Political progressNovember 2011
Education Minister ANNE TOLLEY gives an update on the Government’s technological initiatives in New Zealand schools.
Around the world many countries are grappling with similar issues to New Zealand when it comes to e-learning – primarily around how to harness the real power of technology to give our young people the best start in life – to equip them to be global, digital, citizens.
Increasingly, evidence supports the fact that access to technology can improve educational and life outcomes for students, particularly those with a history of underachievement or a lack of engagement.
That’s why the Government has committed to giving 97 per cent of schools ultra-fast fibre, enabling speeds of 100 Mbps plus over the next five years.

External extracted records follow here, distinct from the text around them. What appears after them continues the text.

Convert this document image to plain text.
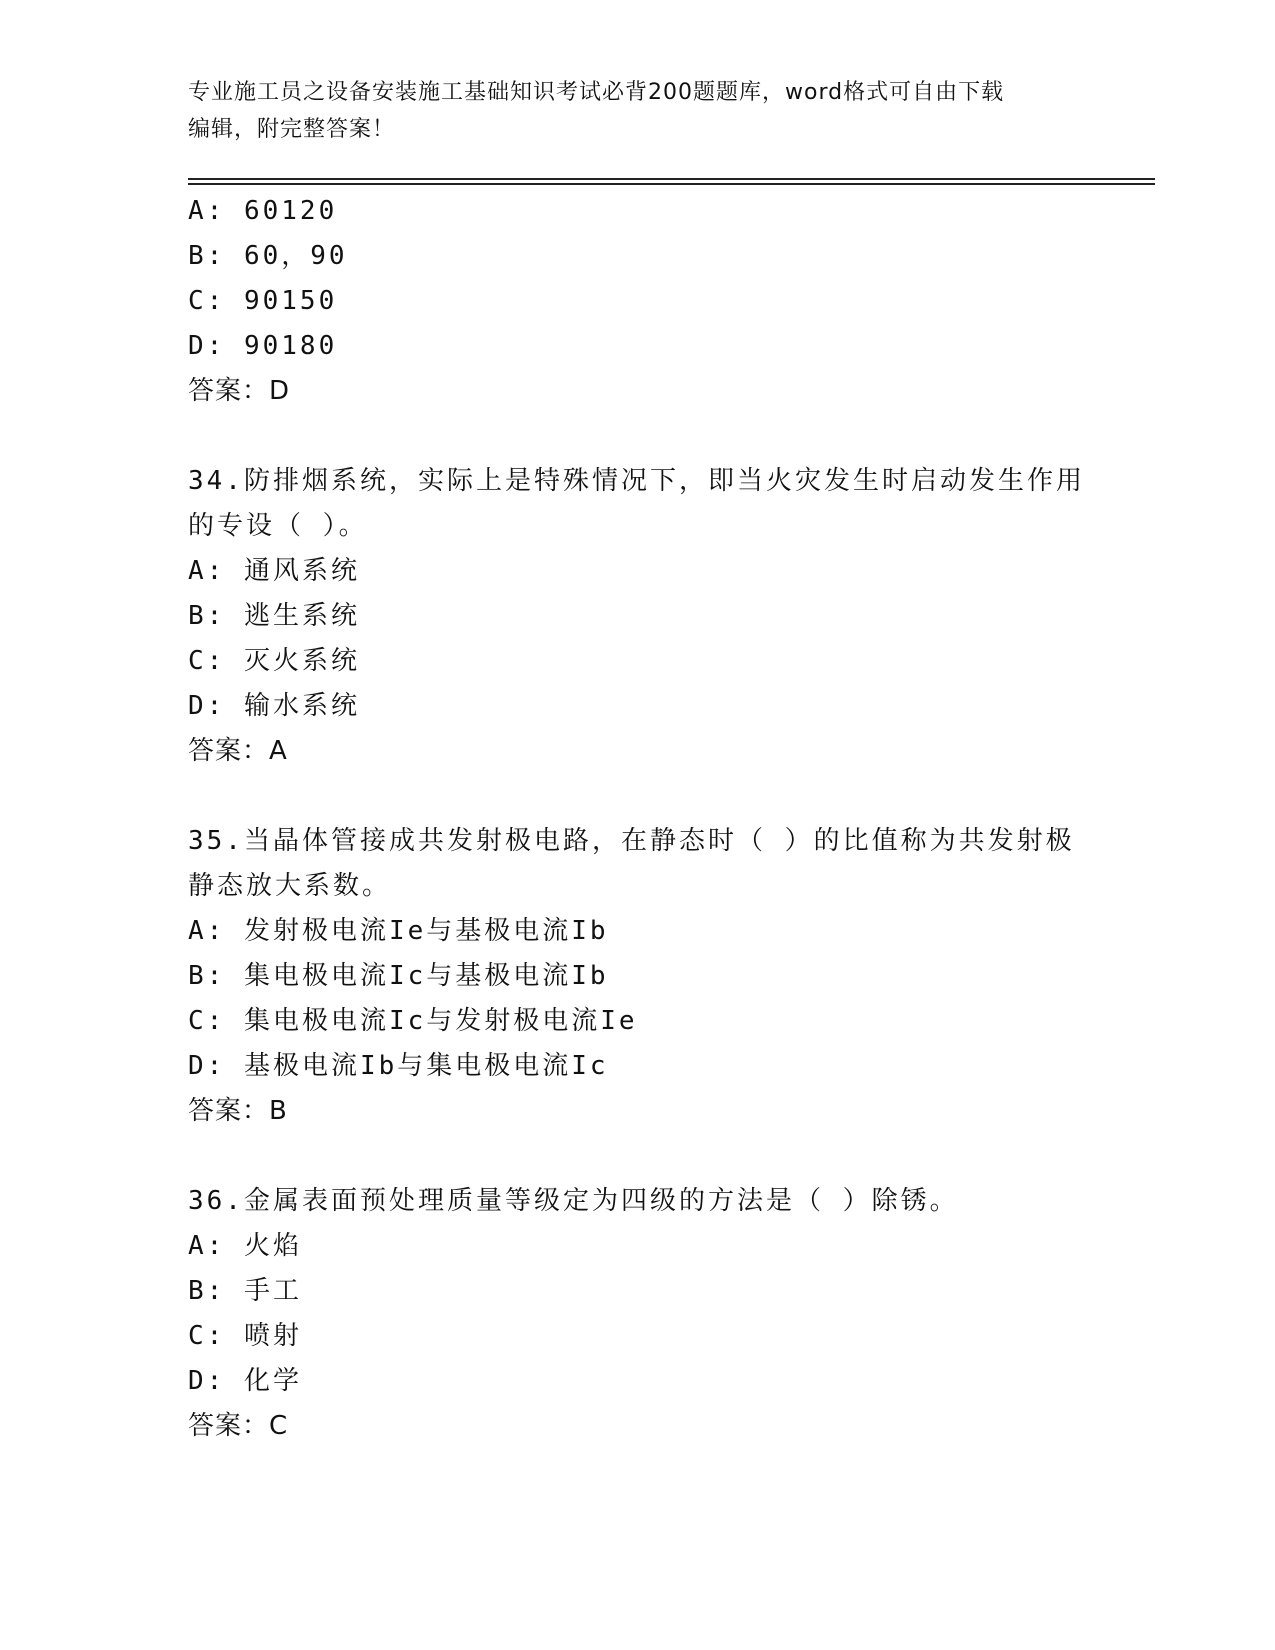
专业施工员之设备安装施工基础知识考试必背200题题库，word格式可自由下载
编辑，附完整答案！
A: 60120
B: 60，90
C: 90150
D: 90180
答案：D
34.防排烟系统，实际上是特殊情况下，即当火灾发生时启动发生作用
的专设（ ）。
A: 通风系统
B: 逃生系统
C: 灭火系统
D: 输水系统
答案：A
35.当晶体管接成共发射极电路，在静态时（ ）的比值称为共发射极
静态放大系数。
A: 发射极电流Ie与基极电流Ib
B: 集电极电流Ic与基极电流Ib
C: 集电极电流Ic与发射极电流Ie
D: 基极电流Ib与集电极电流Ic
答案：B
36.金属表面预处理质量等级定为四级的方法是（ ）除锈。
A: 火焰
B: 手工
C: 喷射
D: 化学
答案：C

The remaining three per cent of schools, which are in the most remote locations, will receive a high-speed wireless or satellite connection. No schools will miss out.
The roll-out of ultra-fast broadband-enabling fibre to schools is progressing well and will see nearly 100,000 students at 221 schools around the country connected by July of next year.
In making this commitment, our aim is to make the New Zealand education system one of the most connected in the world.
There are, however, many challenges to overcome. We are currently in a tight fiscal environment and New Zealand is not an easy country to cable. Our terrain and climate can be extreme and our population is geographically dispersed.
Last year I visited a very different school – Tiniroto School, which is 70km out of Gisborne. This school in my electorate is about as small, rural and isolated as it gets. It is part of the smallest ICT professional development cluster in New Zealand – and for the 15 children at Tiniroto, technology is a lifeline.
Their principal and the school community were determined that Tiniroto would not be disadvantaged by their isolation – and have made participation in the Ministry of Education’s ICT Professional Learning and Development programme a priority.
Now students use Skype to share their learning and collaborate with their e-buddies at the three other Gisborne schools in the cluster: Waerenga-o-Kuri, Waipaoa Station and Motu School, creating a learning community many times larger than any of these schools could achieve individually.
Students also create e-portfolios of their work, which they can share with their families and whānau.
What’s even more impressive is that all this takes place over an ordinary ADSL broadband connection. Tiniroto School is an example of how, with commitment from school leaders, even the most basic technology can be used to overcome the challenges of distance.
With improved connectivity, schools like Tiniroto can continue to innovate and improve outcomes for all of their students.
Of course access to fibre is of no use without capable teaching professionals who can use this technology in ways that are engaging and relevant for students and can improve students’ progress and achievement.
New technologies can also bring new challenges. To become capable and responsible digital citizens, it is vital that our young people learn how to manage risk appropriately – how to keep ‘cybersafe’, not only at school but also in their everyday lives.
In support of this, I launched the ‘Learn, Guide, Protect’ framework and supporting website. Developed by NetSafe and the Ministry of Education, ‘Learn, Guide, Protect’ promotes a student-centred approach to cybersafety education that aligns with The New Zealand Curriculum.
The supporting website features resources that are being developed by teachers, for teachers, in partnership with NetSafe. Schools can use these resources to develop cybersafety programmes tailored to suit their needs and those of their wider school communities.